その3 オンの音楽(1)×1→オフの音楽(1)×2
聴いていただくとわかるのですが、オンの音楽1回の後に、オフの音楽が2回、繰り返されています。
この音楽は5つのパート(楽器)で構成されていますが、そのうち2つのパートは、オフの音楽において、オンの音楽で使われている旋律を、鏡に映したようにひっくりかえしたモチーフとなっています。そして、オンの音楽では、「オンのリズム(表拍子にアクセントがつく)」、オフの音楽では「オフのリズム(裏拍子にアクセント)」を使ってドラム(リズムセクション)を入れています。
「オンのリズムとオフのリズム」について、詳しくはこちらをご参照ください。
そして<蓮華掌 第2段階>を正しく実践した場合の、「1拍で1のオン → 1拍で0.5のオフ × 2拍」を音楽で表わすとどうなるのでしょうか!?
その4 オンの音楽(1)×1→オフの音楽(0.5)×2
・・・・どうでしょうか。オフの音楽に変わった途端、時間感覚が一気に次元転換し、オフの世界が開き、鏡の国に入ったかのような感覚となります。そして注目すべきは、音楽が終わった後の「オフ感覚」の深さです。
その3でお聴きいただいたモチーフでは、オフの音楽が2回繰り返された後の余韻は、それほど深くありませんでした。しかし、その4を聴いた後の余韻の深さは相当なものがあります。
その3も、その4も、「オフの音楽」が奏でられている時間の長さは、まったく同じです。にもかかわらず、これほどの違いが起こるのですから、<蓮華掌 第2段階>の深みは底知れないものがあります。
今回は音楽を2倍遅くしましたが、これが3倍、4倍・・・と遅くなっていったら、一体どういうことになるのでしょう。人間としての意識を保っていられるものなのか、それとも「死」に限りなく近づいていく感覚となるのか、いずれにせよ、瞑想の奥深い境地へ至る道であることは間違いないでしょう。
音楽演奏においては、同じフレーズをゆっくり、時間をかけて演奏するには、フレーズ間に存在する時間(テンポ)感覚を、かなり正確に把握する能力が求められます。それがヒーリング・タッチにおける「粒子感覚」の認知と合致していると私は思います。
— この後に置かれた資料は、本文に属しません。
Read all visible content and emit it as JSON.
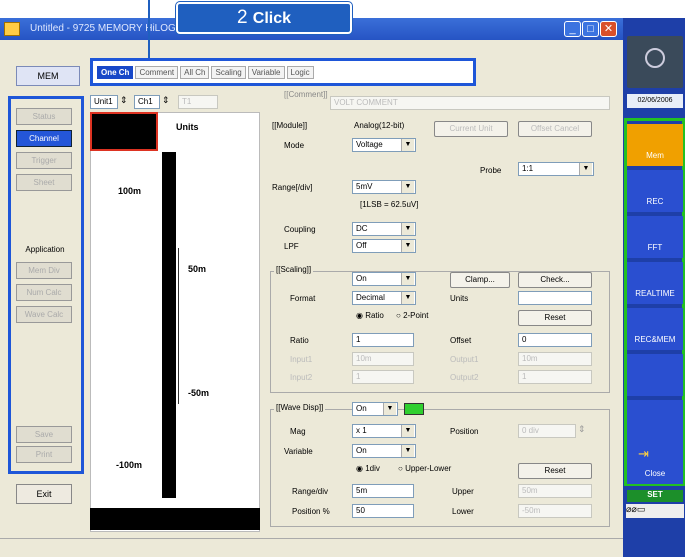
{
  "window": {
    "title": "Untitled - 9725 MEMORY HiLOGGER"
  },
  "callout": {
    "number": "2",
    "text": "Click"
  },
  "tabs": [
    {
      "label": "One Ch"
    },
    {
      "label": "Comment"
    },
    {
      "label": "All Ch"
    },
    {
      "label": "Scaling"
    },
    {
      "label": "Variable"
    },
    {
      "label": "Logic"
    }
  ],
  "left": {
    "mem": "MEM",
    "buttons": [
      "Status",
      "Channel",
      "Trigger",
      "Sheet"
    ],
    "application_label": "Application",
    "app_buttons": [
      "Mem Div",
      "Num Calc",
      "Wave Calc"
    ],
    "bottom_buttons": [
      "Save",
      "Print"
    ],
    "exit": "Exit"
  },
  "selectors": {
    "unit": "Unit1",
    "ch": "Ch1",
    "t": "T1"
  },
  "scale": {
    "units": "Units",
    "labels": [
      "100m",
      "50m",
      "-50m",
      "-100m"
    ]
  },
  "comment": {
    "label": "[[Comment]]",
    "value": "VOLT COMMENT"
  },
  "module": {
    "label": "[[Module]]",
    "value": "Analog(12-bit)",
    "current_unit": "Current Unit",
    "offset_cancel": "Offset Cancel",
    "mode_label": "Mode",
    "mode": "Voltage",
    "probe_label": "Probe",
    "probe": "1:1",
    "range_label": "Range[/div]",
    "range": "5mV",
    "lsb": "[1LSB = 62.5uV]",
    "coupling_label": "Coupling",
    "coupling": "DC",
    "lpf_label": "LPF",
    "lpf": "Off"
  },
  "scaling": {
    "label": "[[Scaling]]",
    "value": "On",
    "clamp": "Clamp...",
    "check": "Check...",
    "format_label": "Format",
    "format": "Decimal",
    "units_label": "Units",
    "units": "",
    "ratio_opt": "Ratio",
    "twopoint_opt": "2-Point",
    "reset": "Reset",
    "ratio_label": "Ratio",
    "ratio": "1",
    "offset_label": "Offset",
    "offset": "0",
    "input1_label": "Input1",
    "input1": "10m",
    "output1_label": "Output1",
    "output1": "10m",
    "input2_label": "Input2",
    "input2": "1",
    "output2_label": "Output2",
    "output2": "1"
  },
  "wave": {
    "label": "[[Wave Disp]]",
    "value": "On",
    "color": "#2fcf2f",
    "mag_label": "Mag",
    "mag": "x 1",
    "position_label": "Position",
    "position": "0 div",
    "variable_label": "Variable",
    "variable": "On",
    "div_opt": "1div",
    "ul_opt": "Upper-Lower",
    "reset": "Reset",
    "range_label": "Range/div",
    "range": "5m",
    "upper_label": "Upper",
    "upper": "50m",
    "pos_label": "Position %",
    "pos": "50",
    "lower_label": "Lower",
    "lower": "-50m"
  },
  "right": {
    "date": "02/06/2006",
    "buttons": [
      "Mem",
      "REC",
      "FFT",
      "REALTIME",
      "REC&MEM",
      "",
      ""
    ],
    "close": "Close",
    "set": "SET"
  }
}
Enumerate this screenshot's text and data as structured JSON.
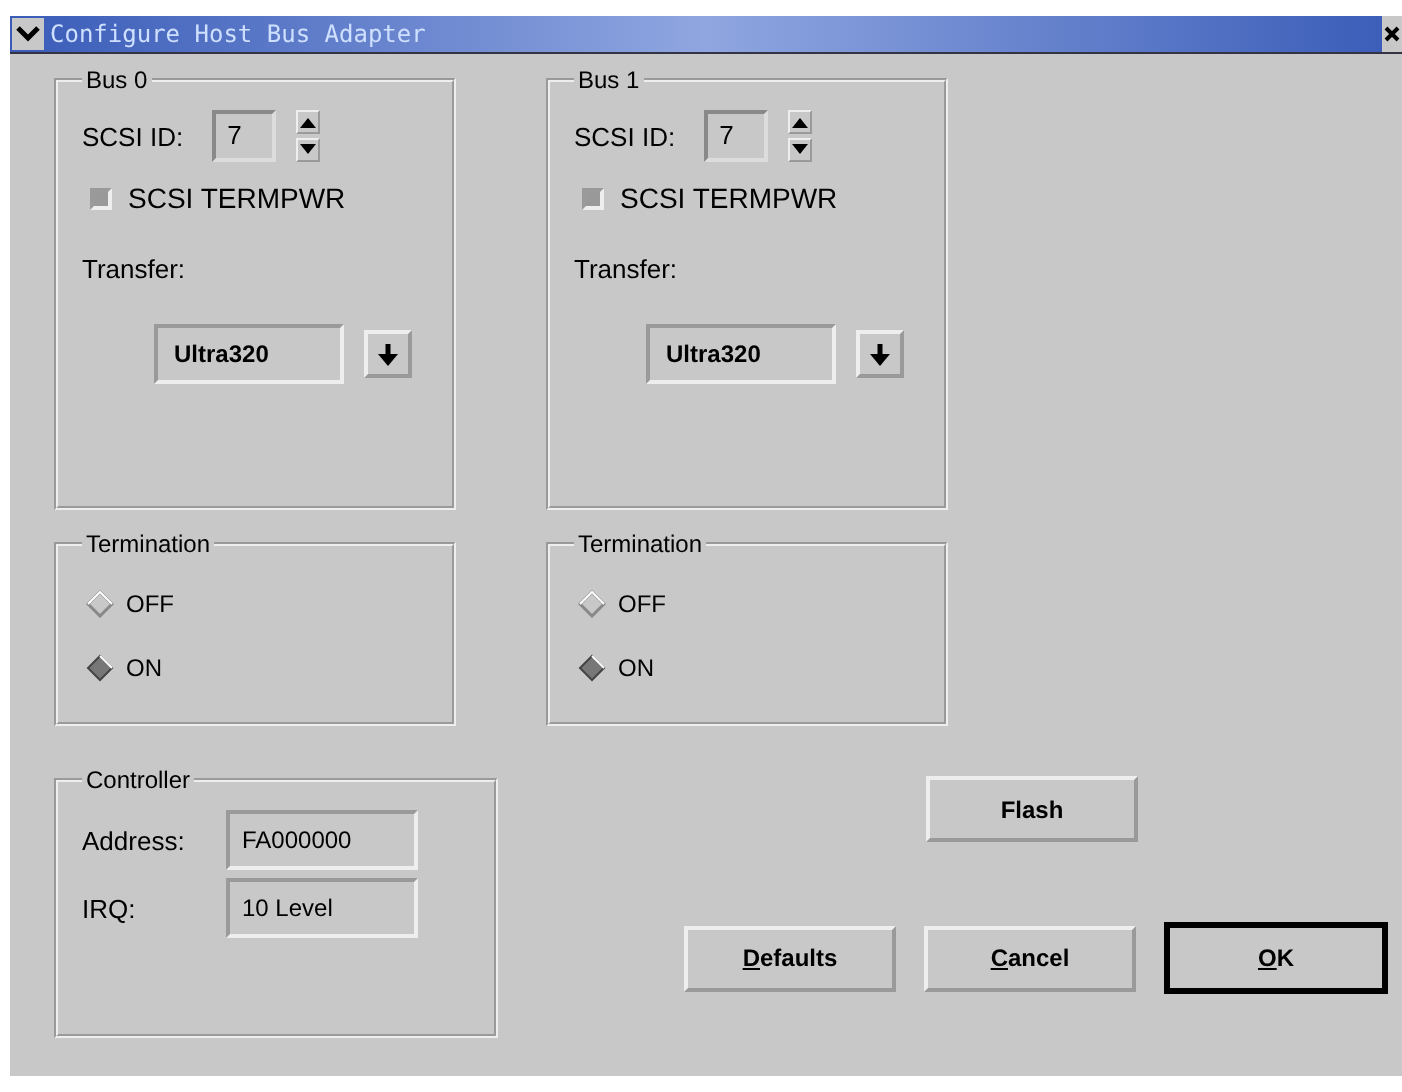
{
  "window": {
    "title": "Configure Host Bus Adapter"
  },
  "buses": [
    {
      "title": "Bus 0",
      "scsi_id_label": "SCSI ID:",
      "scsi_id": "7",
      "termpwr": {
        "label": "SCSI TERMPWR",
        "checked": false
      },
      "transfer_label": "Transfer:",
      "transfer": "Ultra320"
    },
    {
      "title": "Bus 1",
      "scsi_id_label": "SCSI ID:",
      "scsi_id": "7",
      "termpwr": {
        "label": "SCSI TERMPWR",
        "checked": false
      },
      "transfer_label": "Transfer:",
      "transfer": "Ultra320"
    }
  ],
  "terminations": [
    {
      "title": "Termination",
      "options": [
        {
          "label": "OFF",
          "selected": false
        },
        {
          "label": "ON",
          "selected": true
        }
      ]
    },
    {
      "title": "Termination",
      "options": [
        {
          "label": "OFF",
          "selected": false
        },
        {
          "label": "ON",
          "selected": true
        }
      ]
    }
  ],
  "controller": {
    "title": "Controller",
    "fields": [
      {
        "label": "Address:",
        "value": "FA000000"
      },
      {
        "label": "IRQ:",
        "value": "10 Level"
      }
    ]
  },
  "buttons": [
    {
      "label": "Flash",
      "mnemonic": false,
      "default": false
    },
    {
      "label": "Defaults",
      "mnemonic": true,
      "default": false
    },
    {
      "label": "Cancel",
      "mnemonic": true,
      "default": false
    },
    {
      "label": "OK",
      "mnemonic": true,
      "default": true
    }
  ]
}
テンポがとてもゆっくりな曲だとしても、ひとつひとつの音の間には、無限に小さな粒子(リズム)が存在していて、それを自在に操れると、より奥行きのある、感動的な音楽になります。
より細やかな表現力を持つ演奏家は、より細やかな粒子感覚を持っていることになり、ヒーリング・タッチの熟達度が、演奏における熟達度と比例していることがよくわかります。
※やや専門的な話ですが、今回創作した「オンの音楽」と「オフの音楽」は、「その1」がそれぞれ「1拍」に相当するモチーフですが、実際には「1小節(4拍)」です。1拍だけの音楽ではあまりにも短過ぎて(1回の気合に相当するくらいの長さですので)、聴いても理会がついていかないため、時間を引き延ばして表現してあります。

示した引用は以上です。